A passagem de um ano para o outro nada muda em nós. Sabemos disso, mas cultivamos a ilusão de que alguma coisa nova começa. É difícil encarar o novo ano sem lhe dar cores utópicas; isso compensa o que não conseguimos conquistar nos 365 dias que ficam para trás, e nos fortifica a esperança.
Um bom cardápio dessa utopia se encontra em “Vou-me embora pra Pasárgada”, o famoso poema de Manuel Bandeira. As imagens da Pasárgada do poeta correspondem a nossas fantasias comuns –
Kateryna Hliznitsova
Para muita gente, a maior delas é “ser amigo do rei”. Cair nas boas graças do maioral da Corte é fazer parte de uma confraria seleta, que tem acesso a mordomias e prazeres proibidos ao resto dos mortais. Verbas, cargos, comissões, imunidades.
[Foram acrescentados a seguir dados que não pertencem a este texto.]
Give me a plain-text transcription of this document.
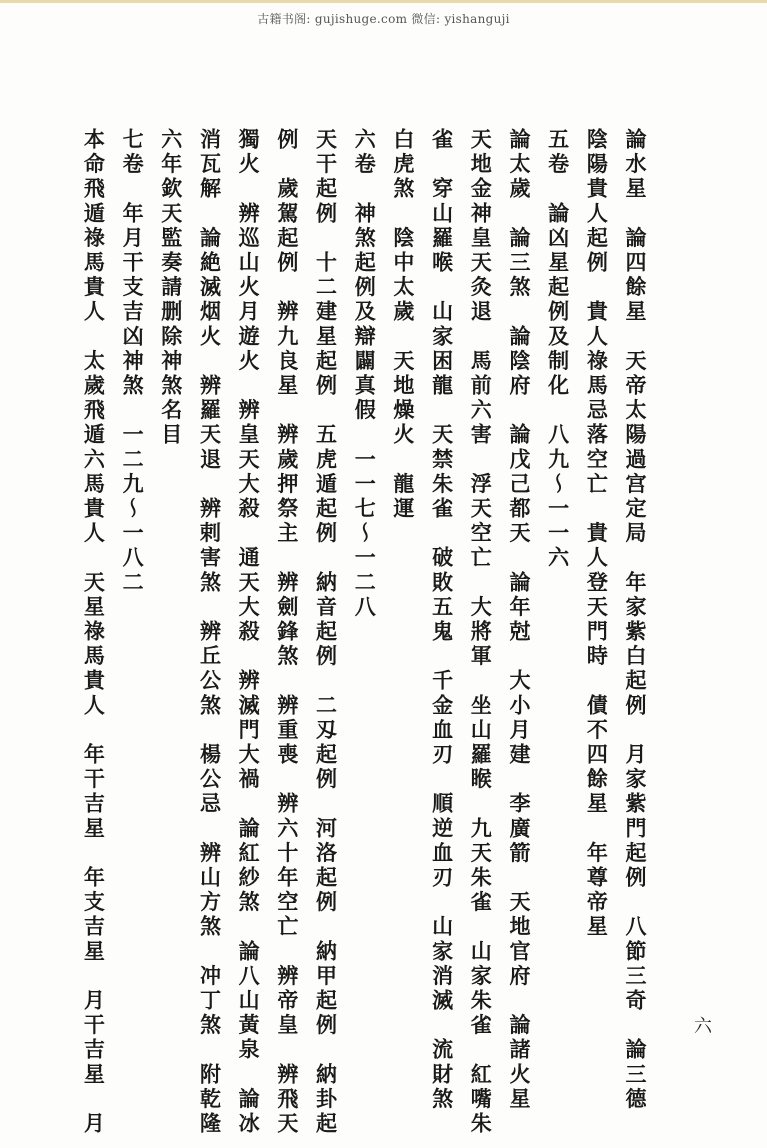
古籍书阁: gujishuge.com 微信: yishanguji
論水星　論四餘星　天帝太陽過宫定局　年家紫白起例　月家紫門起例　八節三奇　論三德
陰陽貴人起例　貴人祿馬忌落空亡　貴人登天門時　債不四餘星　年尊帝星
五卷　論凶星起例及制化　八九～一一六
論太歲　論三煞　論陰府　論戊己都天　論年尅　大小月建　李廣箭　天地官府　論諸火星
天地金神皇天灸退　馬前六害　浮天空亡　大將軍　坐山羅睺　九天朱雀　山家朱雀　紅嘴朱
雀　穿山羅喉　山家困龍　天禁朱雀　破敗五鬼　千金血刃　順逆血刃　山家消滅　流財煞
白虎煞　陰中太歲　天地燥火　龍運
六卷　神煞起例及辯闢真假　一一七～一二八
天干起例　十二建星起例　五虎遁起例　納音起例　二刄起例　河洛起例　納甲起例　納卦起
例　歲駕起例　辨九良星　辨歲押祭主　辨劍鋒煞　辨重喪　辨六十年空亡　辨帝皇　辨飛天
獨火　辨巡山火月遊火　辨皇天大殺　通天大殺　辨滅門大禍　論紅紗煞　論八山黃泉　論冰
消瓦解　論絶滅烟火　辨羅天退　辨剌害煞　辨丘公煞　楊公忌　辨山方煞　冲丁煞　附乾隆
六年欽天監奏請删除神煞名目
七卷　年月干支吉凶神煞　一二九～一八二
本命飛遁祿馬貴人　太歲飛遁六馬貴人　天星祿馬貴人　年干吉星　年支吉星　月干吉星　月	六
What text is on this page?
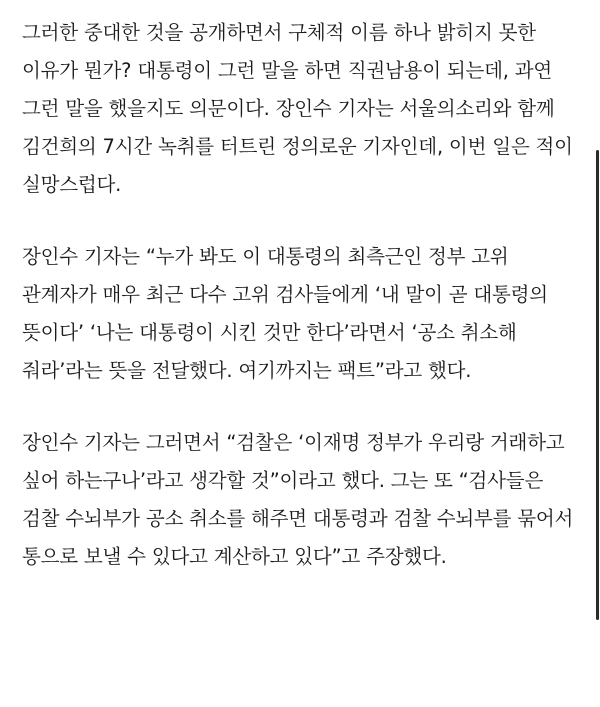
그러한 중대한 것을 공개하면서 구체적 이름 하나 밝히지 못한 이유가 뭔가? 대통령이 그런 말을 하면 직권남용이 되는데, 과연 그런 말을 했을지도 의문이다. 장인수 기자는 서울의소리와 함께 김건희의 7시간 녹취를 터트린 정의로운 기자인데, 이번 일은 적이 실망스럽다.

장인수 기자는 “누가 봐도 이 대통령의 최측근인 정부 고위 관계자가 매우 최근 다수 고위 검사들에게 ‘내 말이 곧 대통령의 뜻이다’ ‘나는 대통령이 시킨 것만 한다’라면서 ‘공소 취소해 줘라’라는 뜻을 전달했다. 여기까지는 팩트”라고 했다.

장인수 기자는 그러면서 “검찰은 ‘이재명 정부가 우리랑 거래하고 싶어 하는구나’라고 생각할 것”이라고 했다. 그는 또 “검사들은 검찰 수뇌부가 공소 취소를 해주면 대통령과 검찰 수뇌부를 묶어서 통으로 보낼 수 있다고 계산하고 있다”고 주장했다.
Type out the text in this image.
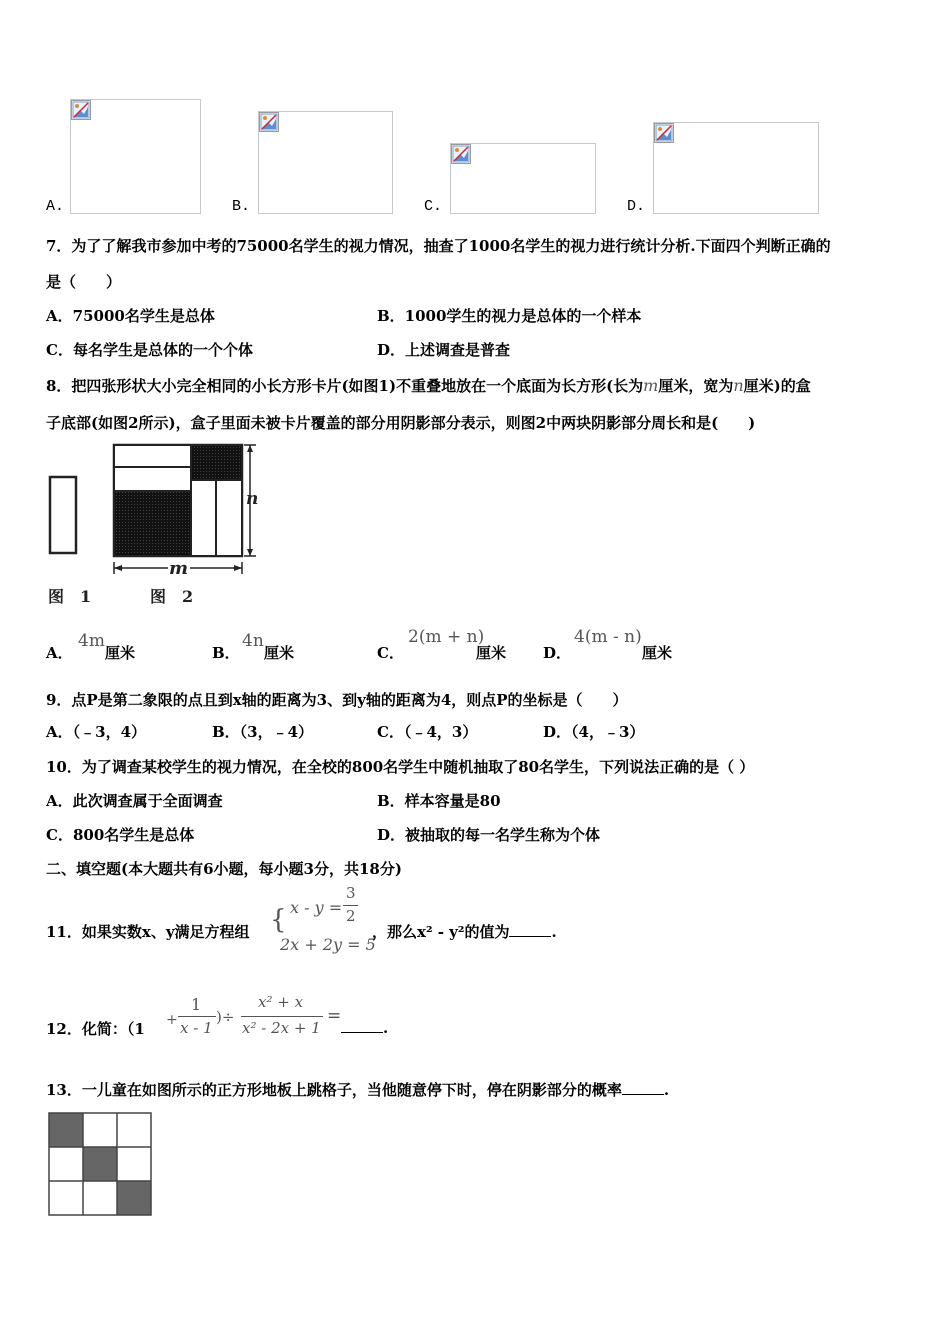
A.	B.	C.	D.
7．为了了解我市参加中考的75000名学生的视力情况，抽查了1000名学生的视力进行统计分析.下面四个判断正确的
是（　　）
A．75000名学生是总体	B．1000学生的视力是总体的一个样本
C．每名学生是总体的一个个体	D．上述调查是普查
8．把四张形状大小完全相同的小长方形卡片(如图1)不重叠地放在一个底面为长方形(长为m厘米，宽为n厘米)的盒
子底部(如图2所示)，盒子里面未被卡片覆盖的部分用阴影部分表示，则图2中两块阴影部分周长和是(　　)
n
m
图　1	图　2
A．
4m
厘米	B．
4n
厘米	C．
2(m + n)
厘米 D．
4(m - n)
厘米
9．点P是第二象限的点且到x轴的距离为3、到y轴的距离为4，则点P的坐标是（　　）
A．（﹣3，4）	B．（3，﹣4）	C．（﹣4，3）	D．（4，﹣3）
10．为了调查某校学生的视力情况，在全校的800名学生中随机抽取了80名学生，下列说法正确的是（ ）
A．此次调查属于全面调查	B．样本容量是80
C．800名学生是总体	D．被抽取的每一名学生称为个体
二、填空题(本大题共有6小题，每小题3分，共18分)
11．如果实数x、y满足方程组 { x - y =
3
2
2x + 2y = 5
，那么x² - y²的值为	.
12．化简：（1 +
1
x - 1
)÷
x² + x
x² - 2x + 1
=
.
13．一儿童在如图所示的正方形地板上跳格子，当他随意停下时，停在阴影部分的概率	.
Quantos não sonharão hoje à noite com um passaporte para esse reino exclusivo, onde se ganha muito e de onde se sai com uma régia aposentadoria?
Outros preferem ter “a mulher que querem, na cama que escolherão”. Sabiamente o poeta intensifica a perspectiva do prazer referindo não apenas a figura feminina, como também o móvel no qual se daria o venturoso encontro. Pois há deles que, pela exiguidade ou a dureza, não se prestam à contorcida ginástica dos amantes. Além do mais, a resistência do móvel desperta na imaginação do aquinhoado com essa ventura a possibilidade de não ser uma mulher só, já que em Pasárgada todas vão olhar para ele. Todas não, assim também é exagero; só as bonitas.
Kateryna Hliznitsova
Há utopias para todos os desejos na composição do “São João Batista do Modernismo”. Em outro de seus famosos poemas, ele lamenta “a vida que podia ter sido e que não foi” – um dos versos mais pungentes da nossa lírica, pois expressa o que nos tornará mesmo tristes quando cruzarmos (bêbados ou não) o umbral de mais um ano.
Não há utopia que nos console desta certeza crua, a que chegamos toda vez que morremos um pouco, como agora: nossa vida é um desvio, um simulacro, uma cópia embotada do que podia ter sido – e não foi.
De qualquer modo, leitor, Feliz Ano-Novo!